A Scottish Prison Service spokesman said: "Our thoughts continue to be with the family and loved ones of Mr Inglis.
"The Scottish Prison Service is fully committed to working with the Scottish Covid Inquiry and supporting its important work."
'Landmark day'
Margaret Waterton, 67, who lost her mother Margaret Simpson, 86, and her husband David Waterton, 71, during the pandemic, and is a member of the Scottish Covid Bereaved group, said: "Covid has been absolutely devastating for me and my family and every man, woman and child in Scotland has felt the impact of Covid.
"This is a landmark day for Scottish Covid Bereaved, for the people of Scotland.
"We are looking now for the inquiry to deliver for us truth, justice, accountability."
Alex Mitchell, of the Scottish Vaccine Injury Group, which represents people injured or bereaved as a result of rare adverse reactions to Covid vaccines, said his hopes for the inquiry were "about getting recognition and acceptance that we still need help and support".
During his opening remarks, co-lead counsel to the inquiry, Stuart Gale KC, revealed that more than 4,000 people had so far responded to a major public consultation asking for people's experiences of the pandemic.

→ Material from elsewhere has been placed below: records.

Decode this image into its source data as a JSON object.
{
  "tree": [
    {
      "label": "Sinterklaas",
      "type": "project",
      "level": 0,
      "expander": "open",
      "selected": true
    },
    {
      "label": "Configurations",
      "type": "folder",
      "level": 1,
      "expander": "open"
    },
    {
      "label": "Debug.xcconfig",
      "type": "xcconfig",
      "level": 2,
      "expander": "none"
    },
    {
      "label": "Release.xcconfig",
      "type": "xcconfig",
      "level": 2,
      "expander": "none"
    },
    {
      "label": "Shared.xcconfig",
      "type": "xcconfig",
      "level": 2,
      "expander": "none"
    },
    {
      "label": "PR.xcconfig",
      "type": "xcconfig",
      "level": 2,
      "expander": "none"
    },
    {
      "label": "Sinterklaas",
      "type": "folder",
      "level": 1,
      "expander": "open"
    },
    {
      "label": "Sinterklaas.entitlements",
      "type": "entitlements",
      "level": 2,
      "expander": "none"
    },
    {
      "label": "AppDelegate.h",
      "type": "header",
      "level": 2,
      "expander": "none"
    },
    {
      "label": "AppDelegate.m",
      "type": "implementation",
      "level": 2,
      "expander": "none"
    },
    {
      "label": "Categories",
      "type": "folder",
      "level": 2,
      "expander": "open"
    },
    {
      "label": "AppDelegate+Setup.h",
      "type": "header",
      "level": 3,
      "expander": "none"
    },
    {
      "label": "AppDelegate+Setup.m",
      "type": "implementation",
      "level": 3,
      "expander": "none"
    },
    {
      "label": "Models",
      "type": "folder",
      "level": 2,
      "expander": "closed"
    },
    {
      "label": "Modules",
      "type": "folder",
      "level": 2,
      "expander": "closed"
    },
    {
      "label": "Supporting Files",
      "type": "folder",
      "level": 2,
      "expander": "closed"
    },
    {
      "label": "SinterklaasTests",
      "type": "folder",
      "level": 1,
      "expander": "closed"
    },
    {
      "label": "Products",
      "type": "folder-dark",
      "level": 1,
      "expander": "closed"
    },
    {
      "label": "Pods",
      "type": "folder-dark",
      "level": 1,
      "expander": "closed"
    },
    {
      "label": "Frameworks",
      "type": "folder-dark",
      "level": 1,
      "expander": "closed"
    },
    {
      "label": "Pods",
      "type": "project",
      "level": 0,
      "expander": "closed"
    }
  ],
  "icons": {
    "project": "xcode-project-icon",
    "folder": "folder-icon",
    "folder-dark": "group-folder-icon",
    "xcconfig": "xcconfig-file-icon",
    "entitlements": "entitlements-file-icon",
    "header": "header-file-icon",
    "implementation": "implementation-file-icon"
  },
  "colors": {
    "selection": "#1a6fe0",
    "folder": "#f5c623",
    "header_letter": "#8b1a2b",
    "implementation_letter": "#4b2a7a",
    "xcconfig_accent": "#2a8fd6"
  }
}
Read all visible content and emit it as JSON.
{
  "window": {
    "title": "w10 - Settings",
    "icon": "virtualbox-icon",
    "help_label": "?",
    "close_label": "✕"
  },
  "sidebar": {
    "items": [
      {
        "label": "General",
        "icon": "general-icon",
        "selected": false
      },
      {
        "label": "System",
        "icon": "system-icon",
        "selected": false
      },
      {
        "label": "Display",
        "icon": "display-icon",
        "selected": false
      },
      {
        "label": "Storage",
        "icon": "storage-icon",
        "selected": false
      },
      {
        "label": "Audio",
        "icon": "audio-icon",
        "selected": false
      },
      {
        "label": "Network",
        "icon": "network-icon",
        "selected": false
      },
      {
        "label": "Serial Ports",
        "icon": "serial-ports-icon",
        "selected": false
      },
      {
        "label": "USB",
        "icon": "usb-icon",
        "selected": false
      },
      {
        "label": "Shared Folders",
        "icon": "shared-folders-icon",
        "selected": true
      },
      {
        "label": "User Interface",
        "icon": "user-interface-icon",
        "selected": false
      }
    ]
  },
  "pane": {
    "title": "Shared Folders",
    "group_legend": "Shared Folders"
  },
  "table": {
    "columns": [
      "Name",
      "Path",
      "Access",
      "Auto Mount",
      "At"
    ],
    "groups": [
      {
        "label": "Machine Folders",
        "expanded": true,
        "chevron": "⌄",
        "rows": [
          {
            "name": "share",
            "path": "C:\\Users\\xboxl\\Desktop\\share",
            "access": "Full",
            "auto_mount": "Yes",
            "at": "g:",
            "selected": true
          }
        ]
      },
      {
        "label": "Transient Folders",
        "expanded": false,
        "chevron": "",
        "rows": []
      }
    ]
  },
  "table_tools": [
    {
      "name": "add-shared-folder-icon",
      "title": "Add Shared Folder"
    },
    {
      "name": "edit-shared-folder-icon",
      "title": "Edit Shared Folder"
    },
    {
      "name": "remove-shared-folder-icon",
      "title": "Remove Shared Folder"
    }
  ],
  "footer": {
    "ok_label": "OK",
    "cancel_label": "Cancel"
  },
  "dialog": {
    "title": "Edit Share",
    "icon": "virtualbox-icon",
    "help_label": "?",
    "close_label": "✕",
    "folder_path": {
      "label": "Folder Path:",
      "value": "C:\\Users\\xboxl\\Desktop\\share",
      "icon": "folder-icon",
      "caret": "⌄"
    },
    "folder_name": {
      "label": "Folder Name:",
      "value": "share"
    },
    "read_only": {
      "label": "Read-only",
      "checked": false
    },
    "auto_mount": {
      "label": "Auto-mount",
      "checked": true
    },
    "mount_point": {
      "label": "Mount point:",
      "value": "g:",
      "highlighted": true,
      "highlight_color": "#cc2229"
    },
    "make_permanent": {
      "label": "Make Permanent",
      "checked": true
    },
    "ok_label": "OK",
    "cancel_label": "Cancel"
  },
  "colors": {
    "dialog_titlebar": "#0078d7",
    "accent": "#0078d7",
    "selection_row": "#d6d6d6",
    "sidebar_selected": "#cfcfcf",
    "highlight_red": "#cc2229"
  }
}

Geoffrey Mitchell KC, senior counsel for the Scottish government, told the inquiry the "pain, suffering and endurance" created by the pandemic was "recognised and acknowledged" by Scottish ministers.
He said: "The Scottish government understands that legitimate questions arise as to whether this suffering needed to be so great."
He added that the Scottish government would give "great respect and consideration" to learning lessons from the inquiry's work.